Now, for whatever reason, many pieces of religious art–like this icon–tend to portray the beloved disciple with his head on Jesus’ chest, although the verse specifically does not allude to it. We got to briefly discussing that in my EfM class tonight. Someone had mentioned liking the image of “hearing God’s heartbeat.”

My mind immediately took me back to my training days, when we medical students would strain to learn new heart murmurs. Learning these was nowhere near as high-tech as today’s medical students get, with all sorts of simulators available. We had a few poor quality audio tapes and live patients, and that was about it. Woe betide the poor patient who showed up with a discernible murmur–it was a sure bet 15 or 20 medical students would line up to listen to it. Mercifully, most patients were pretty good sports about it, and some even liked the attention–to be a part of a young doctor’s learning.

So without a doubt, pictures like the one above make me think of the art of listening to heart sounds.

I knew from the beginning that I was not destined for cardiology, because my ability to hear subtle heart murmurs was not exactly one of my strong suits. Yet I remember the process of trying to actually hear them. So many times, I had to close my eyes to hear them. Intuitively, that made no sense. You don’t have to see someone’s chest to hear through a stethoscope. Yet it seemed removing all distractions and hearing them in the dark space behind my eyelids helped more than all the practice tapes ever did. It’s so easy to be distracted when trying to listen to God’s heartbeat, isn’t it?

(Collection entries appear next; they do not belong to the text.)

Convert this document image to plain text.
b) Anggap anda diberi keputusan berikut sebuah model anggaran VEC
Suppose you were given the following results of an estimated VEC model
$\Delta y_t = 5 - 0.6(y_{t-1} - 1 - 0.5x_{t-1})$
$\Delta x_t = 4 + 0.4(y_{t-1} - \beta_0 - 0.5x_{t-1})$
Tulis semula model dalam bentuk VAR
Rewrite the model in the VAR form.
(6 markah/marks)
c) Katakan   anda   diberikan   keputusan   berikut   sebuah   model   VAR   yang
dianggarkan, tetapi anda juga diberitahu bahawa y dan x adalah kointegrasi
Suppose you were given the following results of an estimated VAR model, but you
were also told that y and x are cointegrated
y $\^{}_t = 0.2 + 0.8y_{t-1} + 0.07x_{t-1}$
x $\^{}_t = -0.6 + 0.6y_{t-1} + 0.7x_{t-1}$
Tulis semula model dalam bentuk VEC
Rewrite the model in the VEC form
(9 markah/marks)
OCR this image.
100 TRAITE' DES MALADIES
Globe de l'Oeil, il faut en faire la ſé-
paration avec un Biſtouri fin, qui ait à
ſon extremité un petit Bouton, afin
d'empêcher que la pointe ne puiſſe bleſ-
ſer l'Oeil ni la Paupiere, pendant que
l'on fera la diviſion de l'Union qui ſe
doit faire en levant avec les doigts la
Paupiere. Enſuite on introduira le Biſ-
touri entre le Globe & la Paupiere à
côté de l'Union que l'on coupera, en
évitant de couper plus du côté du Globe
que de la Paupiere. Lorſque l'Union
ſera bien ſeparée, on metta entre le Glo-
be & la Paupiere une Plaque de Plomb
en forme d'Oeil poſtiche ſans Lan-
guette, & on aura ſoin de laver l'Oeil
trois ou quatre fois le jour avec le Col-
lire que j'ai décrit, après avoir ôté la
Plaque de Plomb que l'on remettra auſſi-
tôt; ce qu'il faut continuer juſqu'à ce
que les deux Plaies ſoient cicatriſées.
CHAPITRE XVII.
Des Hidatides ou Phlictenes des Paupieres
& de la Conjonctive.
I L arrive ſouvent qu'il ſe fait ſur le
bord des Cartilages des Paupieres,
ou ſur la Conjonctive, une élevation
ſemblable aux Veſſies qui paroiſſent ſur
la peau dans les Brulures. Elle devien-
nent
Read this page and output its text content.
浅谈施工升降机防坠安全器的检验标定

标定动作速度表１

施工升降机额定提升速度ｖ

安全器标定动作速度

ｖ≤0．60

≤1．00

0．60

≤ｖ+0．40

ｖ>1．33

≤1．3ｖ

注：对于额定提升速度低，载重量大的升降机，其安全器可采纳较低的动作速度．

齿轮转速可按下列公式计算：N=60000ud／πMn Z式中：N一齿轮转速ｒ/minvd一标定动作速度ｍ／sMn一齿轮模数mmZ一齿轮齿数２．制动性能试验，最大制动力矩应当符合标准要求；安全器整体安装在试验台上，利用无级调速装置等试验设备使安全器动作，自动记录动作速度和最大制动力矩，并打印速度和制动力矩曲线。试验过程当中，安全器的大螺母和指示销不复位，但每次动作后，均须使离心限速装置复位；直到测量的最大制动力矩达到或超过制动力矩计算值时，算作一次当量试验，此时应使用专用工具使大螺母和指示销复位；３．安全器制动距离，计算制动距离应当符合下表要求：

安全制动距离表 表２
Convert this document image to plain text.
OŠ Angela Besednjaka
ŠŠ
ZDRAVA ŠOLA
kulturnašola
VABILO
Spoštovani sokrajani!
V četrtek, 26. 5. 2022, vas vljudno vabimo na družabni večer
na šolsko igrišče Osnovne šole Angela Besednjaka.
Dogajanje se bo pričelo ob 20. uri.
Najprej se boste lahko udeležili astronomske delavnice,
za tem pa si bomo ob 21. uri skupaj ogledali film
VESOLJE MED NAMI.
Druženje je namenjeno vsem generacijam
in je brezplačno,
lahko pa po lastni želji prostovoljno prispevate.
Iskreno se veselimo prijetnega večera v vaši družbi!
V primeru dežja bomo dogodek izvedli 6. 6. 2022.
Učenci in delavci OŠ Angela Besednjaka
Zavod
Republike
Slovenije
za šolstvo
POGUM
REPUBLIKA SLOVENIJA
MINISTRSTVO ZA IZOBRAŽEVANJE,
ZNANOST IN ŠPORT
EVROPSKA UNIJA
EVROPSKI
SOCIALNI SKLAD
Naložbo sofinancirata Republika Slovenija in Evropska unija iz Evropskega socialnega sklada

Then the next thought that crossed my mind was that all those sounds I listened for in patients were pathologic sounds–the sounds of disease. What would it be like to hear a heartbeat so clean, so pure, it was perfection itself? Would we be in awe of its perfection, or would be only notice the “absence of disease?” What is the distinctive sound of the heart of God, beating in our ears?

Then I thought about those patients that enjoyed letting me hear their heart murmurs. I realize part of it was that they simply enjoyed being noticed, and being touched. They liked knowing that someone would walk out of the room, wiser for the session, and would go out and recognize it again in another patient, perhaps an undiagnosed one. How did Jesus feel, knowing he was contributing to the education of his disciple? How did he feel, knowing to some degree what lay ahead for him? Perhaps he was no different than those patients–it simply felt good to have hands laid upon him and feel the nearness of the disciples head to him. Perhaps he mused a nearly impossible question–how does a head understand a heart?

Finally, what changed for the beloved disciple after he heard God’s heart in his ears? What changes for us when we hear God’s heartbeat?

Oh, beloved disciple–if only we could hear what you got to hear!